Going to work!

It has been a busy week of training on our software that collects and records projects being performed by missionaries around the world. We have 17 projects here in country that are active and in various stages. We have 3 more requests that require review and discussion that may become projects in the near future.

The Director of the Jesuit Wheelchair Manufacturer

We recently met with 3 different wheel chair manufacturers. They use handicapped folks who need work, to build the chairs. One fellow was putting the spokes on the rim of the tires and tightening them down. He is blind, but he moves quickly at his job, feeling his way from spoke to spoke, using a special wrench to secure them in place. Another fellow was assembling parts and also is skilled using an arc welder to weld the half inch tubing together to build the frames. His legs end at his knees, but he moves around in a wheel chair that the company built. They have about 25 employees, about 30% are handicapped. And together they build chairs for the handicapped. It is marvelous that the LDS Charities has partnered with a company that helps handicapped folks get wheel chairs by employing handicapped people.

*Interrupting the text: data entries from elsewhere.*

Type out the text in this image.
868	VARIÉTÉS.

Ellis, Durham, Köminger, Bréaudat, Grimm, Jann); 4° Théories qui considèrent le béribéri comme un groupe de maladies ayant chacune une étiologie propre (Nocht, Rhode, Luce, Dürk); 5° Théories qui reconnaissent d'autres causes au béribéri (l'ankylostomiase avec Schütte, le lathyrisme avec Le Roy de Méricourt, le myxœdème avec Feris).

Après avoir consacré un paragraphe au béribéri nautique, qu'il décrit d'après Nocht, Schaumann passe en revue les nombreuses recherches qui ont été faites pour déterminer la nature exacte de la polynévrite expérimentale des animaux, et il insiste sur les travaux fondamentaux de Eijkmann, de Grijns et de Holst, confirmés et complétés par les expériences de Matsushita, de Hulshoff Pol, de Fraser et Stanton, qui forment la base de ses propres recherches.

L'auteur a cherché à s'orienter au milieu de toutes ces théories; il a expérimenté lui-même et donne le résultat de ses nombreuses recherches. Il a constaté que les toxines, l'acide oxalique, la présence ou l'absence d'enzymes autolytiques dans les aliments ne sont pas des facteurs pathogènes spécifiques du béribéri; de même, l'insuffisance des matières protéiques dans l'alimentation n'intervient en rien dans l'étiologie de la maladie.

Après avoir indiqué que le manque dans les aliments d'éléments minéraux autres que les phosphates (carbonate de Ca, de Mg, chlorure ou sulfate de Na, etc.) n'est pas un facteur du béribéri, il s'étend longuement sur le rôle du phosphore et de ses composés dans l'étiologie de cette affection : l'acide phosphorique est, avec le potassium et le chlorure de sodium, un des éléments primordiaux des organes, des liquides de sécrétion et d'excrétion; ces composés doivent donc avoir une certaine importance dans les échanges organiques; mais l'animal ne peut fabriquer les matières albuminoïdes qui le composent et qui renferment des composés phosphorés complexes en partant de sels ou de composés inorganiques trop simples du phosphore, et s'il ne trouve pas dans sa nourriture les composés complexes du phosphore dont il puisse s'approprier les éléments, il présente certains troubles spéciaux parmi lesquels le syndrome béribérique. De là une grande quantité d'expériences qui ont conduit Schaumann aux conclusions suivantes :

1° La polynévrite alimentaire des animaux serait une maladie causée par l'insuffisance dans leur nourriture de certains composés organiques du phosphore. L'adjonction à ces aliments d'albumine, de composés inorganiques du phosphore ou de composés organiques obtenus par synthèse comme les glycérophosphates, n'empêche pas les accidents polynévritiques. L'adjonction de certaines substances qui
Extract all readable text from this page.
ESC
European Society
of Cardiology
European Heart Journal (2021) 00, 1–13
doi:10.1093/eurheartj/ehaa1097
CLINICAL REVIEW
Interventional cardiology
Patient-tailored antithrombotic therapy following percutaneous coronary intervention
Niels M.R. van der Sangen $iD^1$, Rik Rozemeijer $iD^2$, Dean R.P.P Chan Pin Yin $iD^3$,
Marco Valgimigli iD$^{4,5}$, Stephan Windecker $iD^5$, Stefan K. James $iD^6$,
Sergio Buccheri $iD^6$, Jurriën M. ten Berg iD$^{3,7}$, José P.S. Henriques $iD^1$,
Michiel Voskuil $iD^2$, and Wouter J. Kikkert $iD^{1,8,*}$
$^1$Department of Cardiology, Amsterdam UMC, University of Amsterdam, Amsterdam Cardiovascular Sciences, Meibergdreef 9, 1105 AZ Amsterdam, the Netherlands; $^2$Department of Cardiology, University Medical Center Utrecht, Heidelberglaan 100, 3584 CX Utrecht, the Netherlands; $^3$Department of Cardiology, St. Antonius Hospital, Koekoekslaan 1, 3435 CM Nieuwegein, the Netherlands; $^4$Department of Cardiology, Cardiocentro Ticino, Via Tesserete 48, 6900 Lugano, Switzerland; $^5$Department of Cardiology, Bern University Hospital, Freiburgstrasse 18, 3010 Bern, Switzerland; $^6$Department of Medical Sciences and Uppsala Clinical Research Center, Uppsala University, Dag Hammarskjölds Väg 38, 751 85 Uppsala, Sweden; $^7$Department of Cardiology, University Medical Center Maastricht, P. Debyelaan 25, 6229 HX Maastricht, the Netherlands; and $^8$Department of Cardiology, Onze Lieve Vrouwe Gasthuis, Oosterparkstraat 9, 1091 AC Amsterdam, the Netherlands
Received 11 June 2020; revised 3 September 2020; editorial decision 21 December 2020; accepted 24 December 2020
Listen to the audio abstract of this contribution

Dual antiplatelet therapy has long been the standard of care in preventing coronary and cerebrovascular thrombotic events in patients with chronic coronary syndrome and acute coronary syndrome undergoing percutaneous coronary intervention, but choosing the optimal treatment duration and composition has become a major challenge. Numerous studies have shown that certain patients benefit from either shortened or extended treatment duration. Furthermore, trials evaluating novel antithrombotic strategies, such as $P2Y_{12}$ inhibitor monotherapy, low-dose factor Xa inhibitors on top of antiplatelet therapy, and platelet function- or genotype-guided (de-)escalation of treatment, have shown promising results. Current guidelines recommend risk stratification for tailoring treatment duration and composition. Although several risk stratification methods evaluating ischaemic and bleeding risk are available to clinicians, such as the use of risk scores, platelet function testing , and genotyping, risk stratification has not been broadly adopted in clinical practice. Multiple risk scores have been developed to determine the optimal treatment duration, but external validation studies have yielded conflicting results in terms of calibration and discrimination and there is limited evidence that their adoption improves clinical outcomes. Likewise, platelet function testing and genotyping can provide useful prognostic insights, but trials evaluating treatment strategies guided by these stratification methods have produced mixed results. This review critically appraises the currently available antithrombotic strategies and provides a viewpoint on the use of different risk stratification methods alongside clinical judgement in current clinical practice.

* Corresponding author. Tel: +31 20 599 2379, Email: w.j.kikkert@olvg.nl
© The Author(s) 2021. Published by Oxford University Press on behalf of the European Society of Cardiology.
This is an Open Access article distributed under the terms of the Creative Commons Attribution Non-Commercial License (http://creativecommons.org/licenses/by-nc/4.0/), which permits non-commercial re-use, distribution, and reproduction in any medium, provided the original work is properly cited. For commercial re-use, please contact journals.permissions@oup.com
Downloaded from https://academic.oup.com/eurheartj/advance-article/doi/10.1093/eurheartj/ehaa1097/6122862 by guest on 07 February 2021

Bending stainless tubing to be used in the wheel chairs
A blind production worker attaching spokes for a wheel chair
Veterens International Cambodia
Patients being fitted for prosthetics

Another of the manufacturers is training students who have come from all over the world to learn how to measure and fit people for prosthetics. They learn how to perform physical therapy, and plan to return to their home countries to use their new found trade to bless their people. We met students from Malawi, Sudan, and Rawanda. It was an experience to see as they were fitting young men with no legs, and a little girl who could not walk.

a specialized wheel chair built by hand

We have here 4 doctors and their wives who are here to help develop medical treatments, and to train care givers in CPR, reviving babies who are born not breathing, and training in sanitation at the health clinics. One clinic in particular is using the water from a nearby fish pond to clean the wounds of the patients, and to clean the instruments. The water is not filtered, it is not clean or purified. The doctors are striving to bring clean water to the medical facilities, we plan to visit the clinics this next week and to develop plans to install a well and hand wash facilities to them.

In the city there are old buildings mixed with modern hotels and businesses, the picture here shows a building that is often seen in photos of Cambodia in the 70s. There is a photo that shows the Khmer Rouge entering the city on this street, with this building in the picture. Young 12-18 year old children with rifles and machine guns moving through the city and leaving destruction and carnage. This building is part of a very historic setting.

The needs are vast, the lack of basic facilities are great here. We are anxious to move forward and to begin to help them with more projects. We are off to District council meeting in a few minutes, we then are helping to prepare a Christmas dinner for the young missionaries at the mission home. Christmas Day will be serving dinner and then Skyping our children when it is their Christmas Day evening. We look forward to that! We love it here! We are slowly moving past the jet lag, and the adjustments. We thank God every day for our wonderful family, each one. You are our joy! We are so proud of each of you! Merry Christmas! We love you and pray for you all!